Saturday, August 6, 2022

ATI/Allegheny Ludlum Steel Company

Before I started studying industrial history, I had heard of a lot of steel companies, but I had not heard of Allegheny Ludlum Steel, which is now owned by ATI. One reason I was not aware of it was that all of its plants are in Pennsylvania and I'm from the Midwest. Another reason is that they specialize in special metals such as stainless steel and titanium so their output is not as big as the carbon steel mills. The company is worth noting because it owns some significant firsts.
ATI owes its leadership in specialty and stainless steels largely to Allegheny Ludlum, a pioneering innovator in steel alloys and processes. Incorporated in 1901 as Allegheny Steel & Iron, it was the first company to use the electric furnace in manufacturing alloys. The company also commercialized stainless steel in the United States, winning its first patent in 1924. Stainless from Allegheny Steel was used in New York’s iconic Chrysler Building, in trim for the Ford Model A, and other industry firsts. The company merged with Ludlum Steel Company in 1938 to become Allegheny Ludlum Steel Corporation, and became a founding component of ATI when it merged with Teledyne in 1996. Today, the heritage of Allegheny Ludlum lives on in several ATI metal rolling operations, including our Specialty Rolled Products and Standard Stainless Products businesses.

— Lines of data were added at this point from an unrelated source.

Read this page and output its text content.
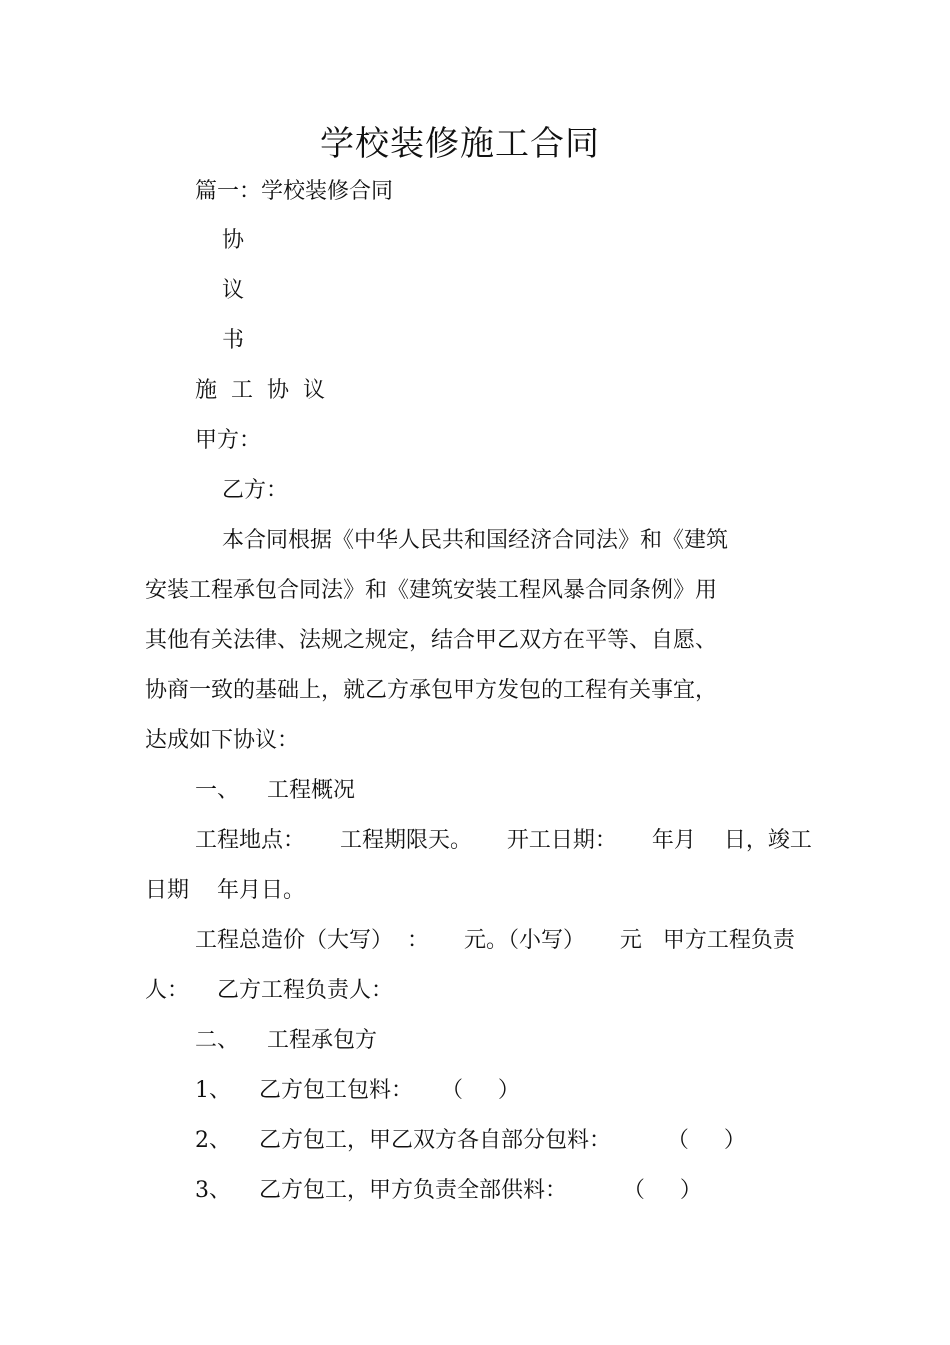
学校装修施工合同
篇一：学校装修合同
协
议
书
施  工  协  议
甲方：
乙方：
本合同根据《中华人民共和国经济合同法》和《建筑
安装工程承包合同法》和《建筑安装工程风暴合同条例》用
其他有关法律、法规之规定，结合甲乙双方在平等、自愿、
协商一致的基础上，就乙方承包甲方发包的工程有关事宜，
达成如下协议：
一、    工程概况
工程地点：     工程期限天。     开工日期：     年月    日，竣工
日期    年月日。
工程总造价（大写）  ：     元。（小写）     元   甲方工程负责
人：    乙方工程负责人：
二、    工程承包方
1、    乙方包工包料：    （     ）
2、    乙方包工，甲乙双方各自部分包料：        （     ）
3、    乙方包工，甲方负责全部供料：        （     ）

Washington Steel was the first U.S. company to use a Sendzimer Mill.
A Sendzimer Mill

Allegheny Ludlum's genesis can be traced to the 1938 merger of Allegheny Steel Company of Brackenridge, Pennsylvania, and Ludlum Steel Company of Watervliet, New York. Both companies were manufacturers of specialty steel, and each desired facilities the other possessed; for example, Allegheny wanted to enter the bar business, and Ludlum wished to get into the flat business. Consequently, the merger produced scarcely any duplication of facilities and enabled the newly formed corporation, named Allegheny Ludlum Steel Corporation (ALSC), to move to the forefront of the specialty steel market by virtue of the combined product lines of the two companies. W. F. Detwiler, a former night-shift apprentice for Allegheny Steel Company, became the corporation's first chairman of the board, and Hiland G. Batcheller, president of Ludlum Steel Company, was appointed its president.

At the completion of ALSC's first full year of operation in 1940, the demand for specialty steel had shown a steady increase for the past decade. ALSC reported more than $37 million in sales for the year, 58 percent of which were made in the final quarter. The United States' entry into World War II took the steady increase of the market to unprecedented heights. As the demand for jet airplanes and armaments spiraled upward, research engineers at ALSC intensified their search for metal materials that would answer the growing demand. ALSC developed heat-resisting alloys for use in the construction of aircraft turbine engines. By 1944 the number of employees had ballooned to 17,000, almost three times the number at the outbreak of the war. Sales had climbed to more than $114 million, and ALSC parlayed this wartime-induced success toward an $80 million expansion and modernization program in 1946. The expansion program focused on increasing ALSC's production capacities of stainless steel--which had more than quadrupled in use since 1920--and the burgeoning demand for flat-rolled silicon electrical steel, used in the manufacture of electrical transformers and communication equipment.

[In 1956,] ALSC also made improvements in production efficiency and the quality of its products by installing the steel industry's first semi-automated system for hot working steel. Instead of having to manually set the measurements each time a slab of steel passed through a rolling mill--a process that could take up to 15 passes to achieve the desired thickness and shape--the semi-automated system required only one operator to insert a card containing the specifications for the slab into the system and then push a button. This procedure greatly diminished the chances of error since the measurements were dictated by a computer, and consequently the quality of the formed steel product was improved.

After posting sales of $292 million in 1964, its highest since 1956, the corporation invested $28 million in new plants and equipment, focusing its efforts on the conversion from open hearth furnaces for silicon-steel production to basic-oxygen furnaces in 1966.

In 1992 ALC completed construction of the first prototype casting machine to produce stainless and carbon steel products from molten steel. The casting machine, called COILCAST and developed in cooperation with a company in Linz, Austria, would eliminate the need for several stages of the production process, thereby improving the efficiency of production and lowering costs. When commercialized, it would provide a continuing advantage for Allegheny Ludlum over its competition.